Sunday 7 July 2024

Fr Georgios Lekkas: CHILDREN OF GOD

God sent His Son into the world so that each of us might become a child of God (Gal. 3:23ff.). Hence our adoption by the Heavenly Father is dependent on our union with His Son. Christ invites each of us to unite with Him, first and foremost by following Him in keeping His commandments, as His Disciples were the first to do (Matt. 4:18ff.).

It is in keeping Christ's commandments that we become increasingly convinced that He is indeed the Son of God; thus we progress from faith to faith. Faith is not something you simply possess or lack; it is a ladder leading into the Mystery of the God-Man Christ, with steps which range from one to infinity.

The Apostles lived alongside Christ for many years, during which their faith grew steadily, becoming immense on the day of Pentecost, as a gift from above. It continued to grow within them in the Holy Spirit throughout their lives.

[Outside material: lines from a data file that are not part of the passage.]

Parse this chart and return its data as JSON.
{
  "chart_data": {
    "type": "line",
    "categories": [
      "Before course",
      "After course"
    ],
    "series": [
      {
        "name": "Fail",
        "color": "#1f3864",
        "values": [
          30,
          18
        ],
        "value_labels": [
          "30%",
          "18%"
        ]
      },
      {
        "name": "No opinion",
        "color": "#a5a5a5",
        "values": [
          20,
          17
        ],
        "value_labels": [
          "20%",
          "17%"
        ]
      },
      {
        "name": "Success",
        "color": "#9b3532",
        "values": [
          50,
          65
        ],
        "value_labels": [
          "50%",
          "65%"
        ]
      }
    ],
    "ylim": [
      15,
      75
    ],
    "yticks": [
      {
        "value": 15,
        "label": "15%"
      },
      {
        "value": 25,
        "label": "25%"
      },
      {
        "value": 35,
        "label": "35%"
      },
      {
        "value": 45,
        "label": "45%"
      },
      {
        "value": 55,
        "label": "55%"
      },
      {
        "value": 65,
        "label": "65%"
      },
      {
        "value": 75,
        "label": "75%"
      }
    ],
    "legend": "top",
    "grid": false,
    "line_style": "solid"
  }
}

By keeping Christ's commandments, our faith in Him increases daily, because we see that by doing what He instructed us to do, namely loving God and our neighbour, each day we shed a little of the ‘old man’, whom we have usually reestablished within ourselves since the time we were baptised as infants.

Shedding the ‘old man’ is for most of us a long and painful process, because keeping Christ's commandments usually involves many setbacks. The more we struggle to break free from the spirit of this world, the more our longing for God causes us pain.

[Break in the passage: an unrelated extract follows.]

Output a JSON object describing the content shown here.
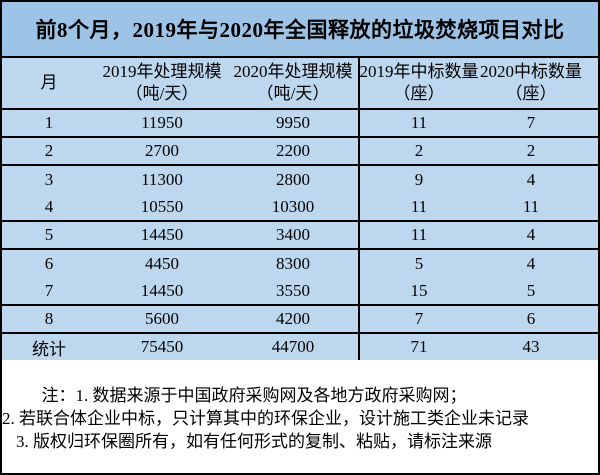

God educates us by allowing us the freedom to reject His call or to respond to it inadequately. Our suffering thus arises from conscious or unconscious resistance to the work of our adoption.

Only when we realise that the main obstacle to our adoption by God is ourselves, do we begin to hate the wickedness we have reestablished within ourselves in the time since our infant baptism. We understand that for us there is no greater punishment than what we inflict on ourselves.

When a person realises that the greatest danger facing them comes from within and their whole self cries to the Lord for Him to save them from themselves, it becomes possible for God to free us from the ‘old man’, unite us with Christ, and through Christ make us His children.

For most of us, until the end of our lives, the joy of our union with the Lord of Glory will continue to depend on the intensity of our repentance for the errors we make during our spiritual journey. However the complete cessation of suffering constitutes what is called ‘apatheia’ in Orthodox Tradition. It is only given to a few and results from union with Christ which is so powerful that nothing can interrupt its intensity.

The Lord's Disciples achieved union with Christ and thus became children of God, thanks to the descent of the Holy Spirit on the day of Pentecost. Since then, the spiritual journey that begins with keeping Christ's commandments and faith in Him leads to union with Him and adoption by God the Father through the Mystery of the Holy Eucharist and all the Sacraments of the Church, activated by the Holy Spirit. When the believer sees activated within him the Gifts of the Holy Spirit received during the Sacrament of Chrismation, he understands, filled with fear and love, that he has already begun to unite with Christ and receive the spirit of adoption.

Second Sunday of Matthew, 7.7.24

Archpriest Dr. Georgios Lekkas is a priest

of the Holy Orthodox Metropolis of Belgium.